The half time interval coincided with the ‘5 Guinness mark’, at which point I sensibly decided I had probably overindulged with respect to the cans. Unlike my colleagues, I had no wild plans to attend the ‘after party’ at Bridge. My attention thus returned entirely to the game, which remained a lively contest in the second forty minutes.
As the second half started, the English backline, who had been marshalled well by a disciplined Oxford press led by inside centre Louis Jackson, began to make their quality show. Their increasingly outlandish offloads and incisive running produced a distinctly jealous look on the face of the Brasenose College Rugby Captain, Louis ‘Café’ Lennon. As he watched sequence after sequence of crisp handling, he inwardly bemoaned the inability of his own team to execute even the simplest of backs’ moves.
Yet for all this flashy rugby, it was a try from a lineout which opened the scoring in the second half. Industry from the two forward packs was certainly a theme of the day, and the latest rolling maul inched its way over the whitewash to make the score 12 – 40 to England.
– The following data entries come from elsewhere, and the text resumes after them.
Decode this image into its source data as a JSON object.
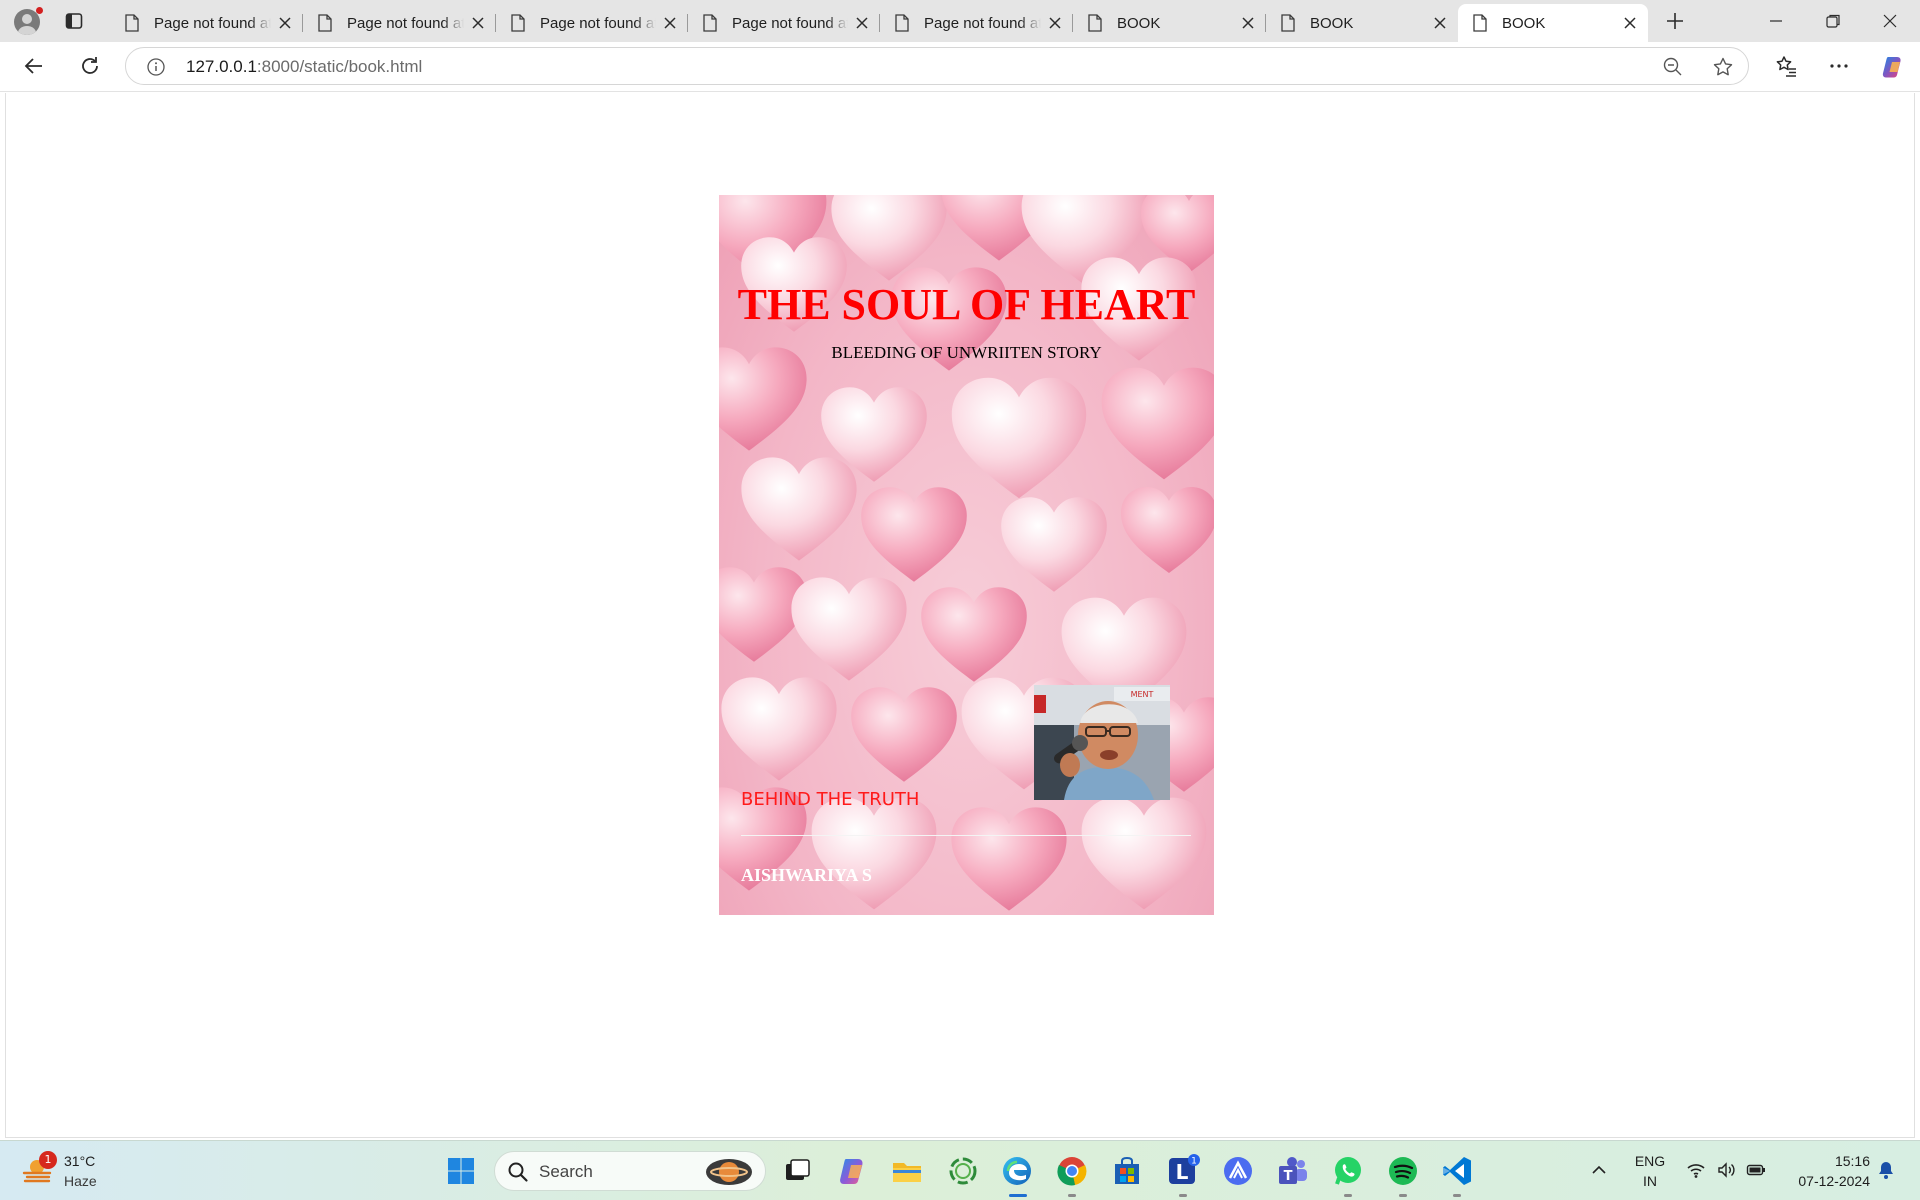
{
  "browser": {
    "tabs": [
      {
        "title": "Page not found at /static/book.html",
        "active": false
      },
      {
        "title": "Page not found at /static/book.html",
        "active": false
      },
      {
        "title": "Page not found at /static/book.html",
        "active": false
      },
      {
        "title": "Page not found at /static/book.html",
        "active": false
      },
      {
        "title": "Page not found at /static/book.html",
        "active": false
      },
      {
        "title": "BOOK",
        "active": false
      },
      {
        "title": "BOOK",
        "active": false
      },
      {
        "title": "BOOK",
        "active": true
      }
    ],
    "address": {
      "host": "127.0.0.1",
      "path": ":8000/static/book.html"
    }
  },
  "book": {
    "title": "THE SOUL OF HEART",
    "subtitle": "BLEEDING OF UNWRIITEN STORY",
    "tagline": "BEHIND THE TRUTH",
    "author": "AISHWARIYA S",
    "colors": {
      "title": "#ff0000",
      "tagline": "#ff1a1a",
      "author": "#ffffff",
      "cover_background": "#f3b6c7"
    }
  },
  "taskbar": {
    "weather": {
      "temperature": "31°C",
      "condition": "Haze",
      "badge": "1"
    },
    "search_placeholder": "Search",
    "apps": [
      "start-icon",
      "task-view-icon",
      "copilot-icon",
      "file-explorer-icon",
      "refresh-app-icon",
      "edge-icon",
      "chrome-icon",
      "store-icon",
      "l-app-icon",
      "arc-app-icon",
      "teams-icon",
      "whatsapp-icon",
      "spotify-icon",
      "vscode-icon"
    ],
    "l_app_badge": "1",
    "language": {
      "line1": "ENG",
      "line2": "IN"
    },
    "time": "15:16",
    "date": "07-12-2024"
  }
}
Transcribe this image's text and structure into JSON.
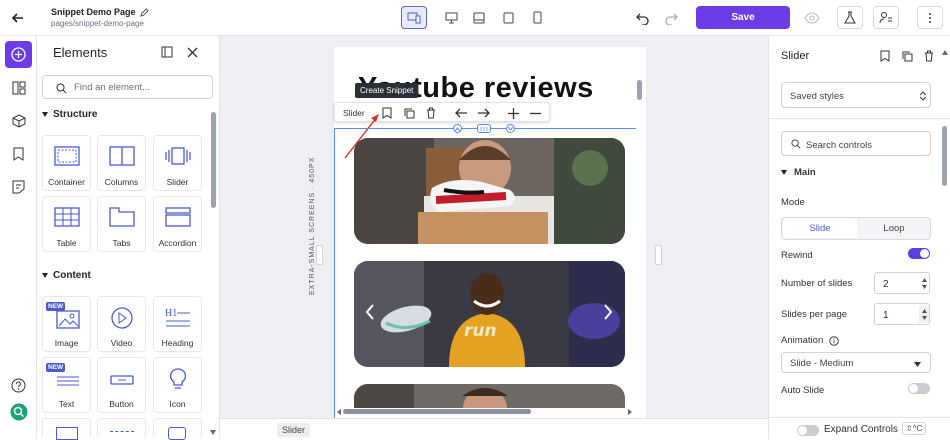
{
  "header": {
    "page_title": "Snippet Demo Page",
    "page_slug": "pages/snippet-demo-page",
    "save_label": "Save"
  },
  "elements_panel": {
    "title": "Elements",
    "search_placeholder": "Find an element...",
    "sections": [
      {
        "title": "Structure",
        "items": [
          "Container",
          "Columns",
          "Slider",
          "Table",
          "Tabs",
          "Accordion"
        ]
      },
      {
        "title": "Content",
        "items": [
          "Image",
          "Video",
          "Heading",
          "Text",
          "Button",
          "Icon"
        ]
      }
    ],
    "new_badge": "NEW"
  },
  "canvas": {
    "heading": "Youtube reviews",
    "tooltip": "Create Snippet",
    "toolbar_label": "Slider",
    "breakpoint_label": "EXTRA-SMALL SCREENS · 450PX",
    "slide_brand_text": "run"
  },
  "bottom_bar": {
    "breadcrumb": "Slider"
  },
  "right_panel": {
    "title": "Slider",
    "saved_styles": "Saved styles",
    "search_placeholder": "Search controls",
    "main_section": "Main",
    "mode_label": "Mode",
    "mode_options": [
      "Slide",
      "Loop"
    ],
    "mode_selected": "Slide",
    "rewind_label": "Rewind",
    "rewind_on": true,
    "number_of_slides_label": "Number of slides",
    "number_of_slides": "2",
    "slides_per_page_label": "Slides per page",
    "slides_per_page": "1",
    "animation_label": "Animation",
    "animation_value": "Slide - Medium",
    "auto_slide_label": "Auto Slide",
    "auto_slide_on": false,
    "expand_controls_label": "Expand Controls",
    "expand_shortcut": "⇧^C"
  },
  "colors": {
    "accent": "#6d3ce6",
    "selection": "#5b8cf0"
  }
}
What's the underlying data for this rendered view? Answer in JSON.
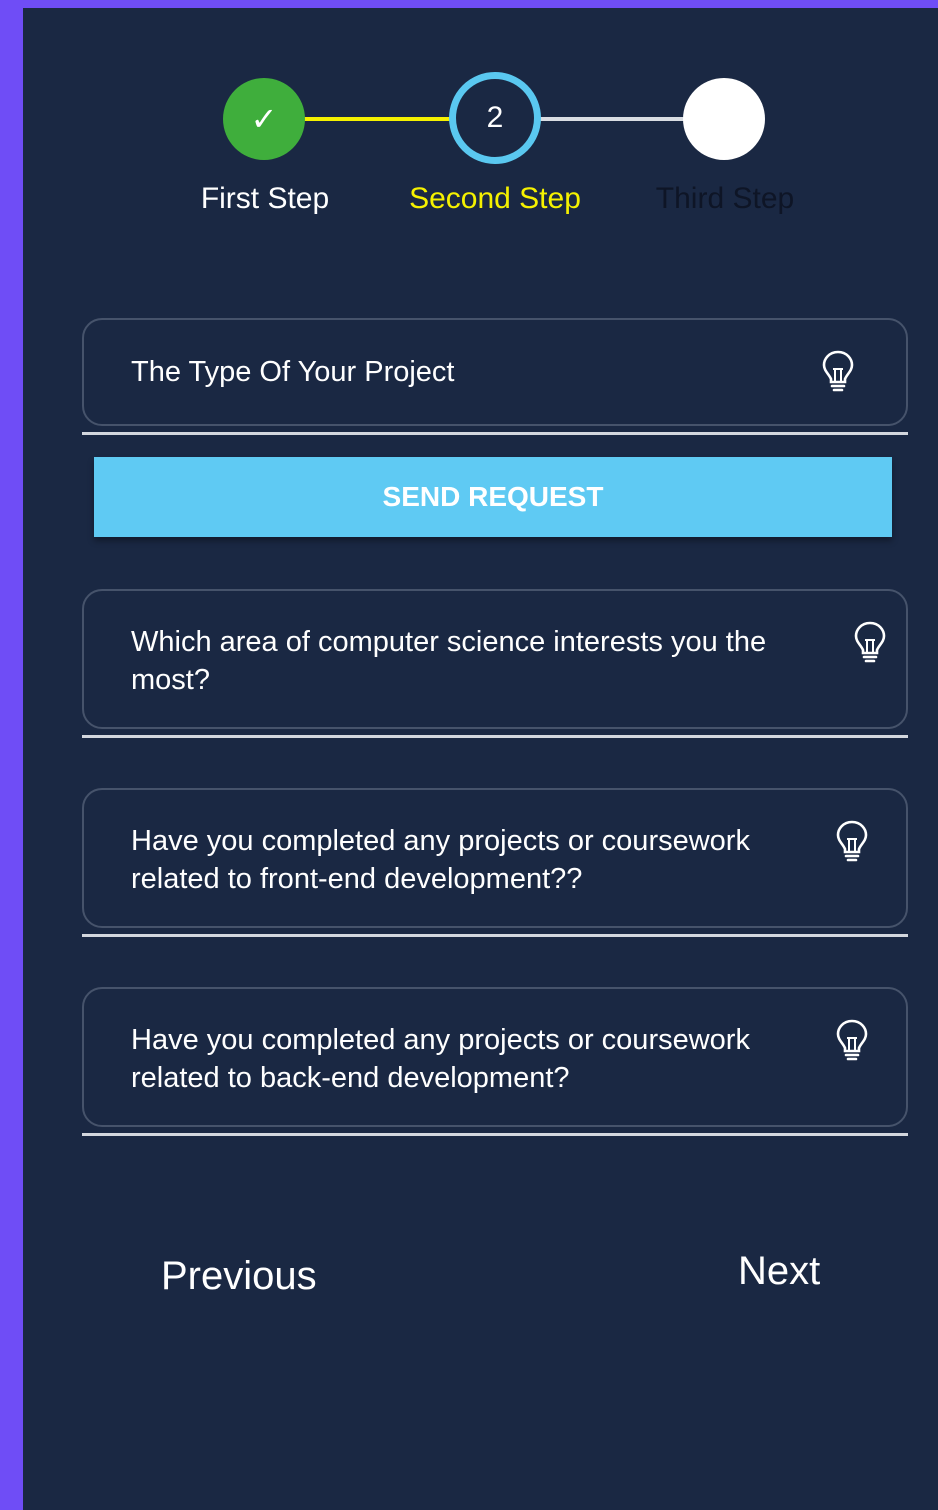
{
  "stepper": {
    "steps": [
      {
        "label": "First Step",
        "status": "completed",
        "glyph": "✓",
        "color": "#3fae3c"
      },
      {
        "label": "Second Step",
        "status": "active",
        "number": "2",
        "color": "#5ac8f0"
      },
      {
        "label": "Third Step",
        "status": "pending",
        "color": "#ffffff"
      }
    ]
  },
  "form": {
    "project_type_placeholder": "The Type Of Your Project",
    "send_request_label": "SEND REQUEST",
    "questions": [
      "Which area of computer science interests you the most?",
      "Have you completed any projects or coursework related to front-end development??",
      "Have you completed any projects or coursework related to back-end development?"
    ],
    "field_icon": "lightbulb-icon"
  },
  "nav": {
    "previous_label": "Previous",
    "next_label": "Next"
  },
  "colors": {
    "background": "#1a2843",
    "frame": "#6f4df6",
    "accent_yellow": "#f5f100",
    "button_blue": "#5fcaf3"
  }
}
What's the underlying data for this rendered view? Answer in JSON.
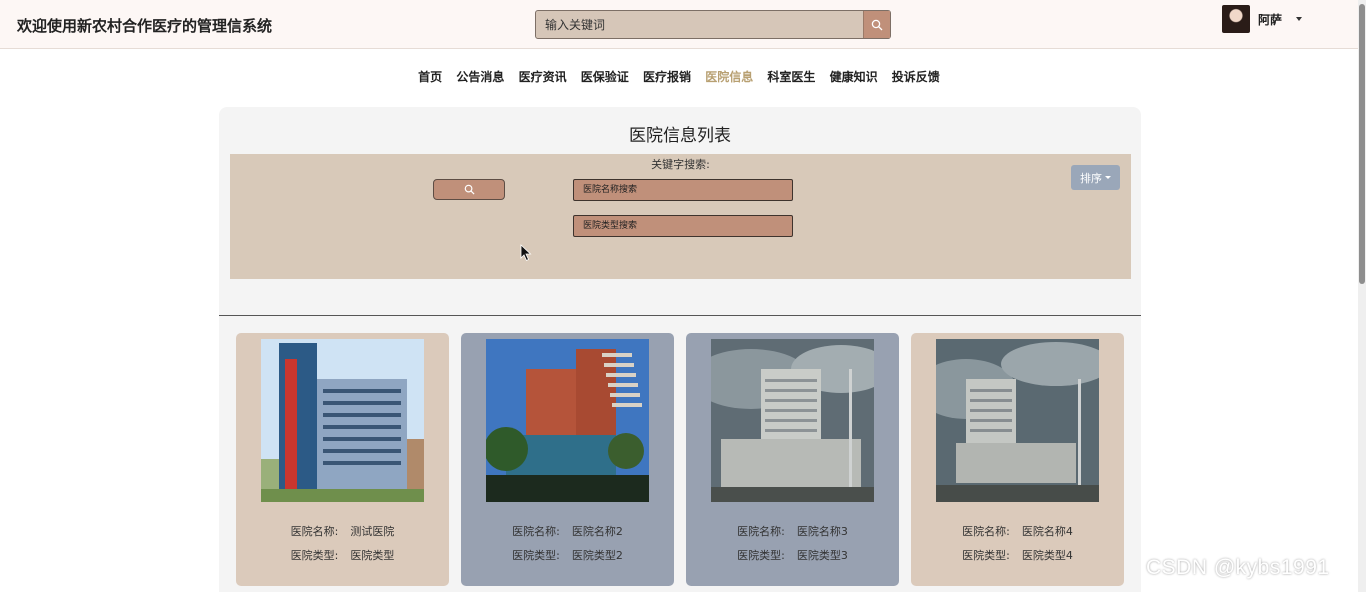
{
  "header": {
    "title": "欢迎使用新农村合作医疗的管理信系统",
    "search_placeholder": "输入关键词",
    "user_name": "阿萨"
  },
  "nav": {
    "items": [
      "首页",
      "公告消息",
      "医疗资讯",
      "医保验证",
      "医疗报销",
      "医院信息",
      "科室医生",
      "健康知识",
      "投诉反馈"
    ],
    "active": "医院信息"
  },
  "panel": {
    "title": "医院信息列表",
    "filter_label": "关键字搜索:",
    "name_placeholder": "医院名称搜索",
    "type_placeholder": "医院类型搜索",
    "sort_label": "排序"
  },
  "cards": {
    "name_label": "医院名称:",
    "type_label": "医院类型:",
    "items": [
      {
        "name": "测试医院",
        "type": "医院类型"
      },
      {
        "name": "医院名称2",
        "type": "医院类型2"
      },
      {
        "name": "医院名称3",
        "type": "医院类型3"
      },
      {
        "name": "医院名称4",
        "type": "医院类型4"
      }
    ]
  },
  "watermark": "CSDN @kybs1991",
  "colors": {
    "header_bg": "#fdf7f5",
    "accent_brown": "#c0907a",
    "filter_bg": "#d8c9b9",
    "card_tan": "#dbcabb",
    "card_blue": "#98a1b1",
    "nav_active": "#b8a072",
    "sort_button": "#9aa7b9"
  },
  "icons": {
    "search": "search-icon",
    "caret": "chevron-down-icon"
  }
}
To lighten the mood, my companions and I returned to an earlier debate about whether 15 Brasenose layabouts would be able to defeat a 7s team comprising the England backline. This debate was definitively settled mere moments later. Any lingering faith in the dubious abilities of a Brasenose XV was swiftly dismantled by a sweeping English set-piece move that was rightly described by Junior Editor Ewan Gordon as “utter filth”. Starting on the halfway line, a gorgeous miss-pass from George Hendy – remember the name, he was superb all afternoon – allowed the outside backs to dazzle the crowd on the far touchline. One lightning-fast phase later, a chip-and-chase that Lord Marcus Smith would have been proud of resulted in five more English points.
Oxford’s valiant performance did not end here, although the game had slipped beyond them. Bolstered by fresh legs from an encouragingly youthful bench the men in blue were able to claim the final points of the day, meaning that the referee called time on the game with the score line at 54-31. The old adage may claim that the scoreboard does not lie, but there were huge positives on display for the Blues yesterday. Some of my doom-mongering companions had predicted a thrashing of the sort historically handed out to Six Nations whipping-boys, Italy, but neither the final score, nor the evidence on the pitch remotely validated such pessimism. It was particularly encouraging to note the sizable undergraduate presence in the squad, and such depth within the ranks of the Blues will be indispensable as preparations for the Varsity Match commence in earnest this term.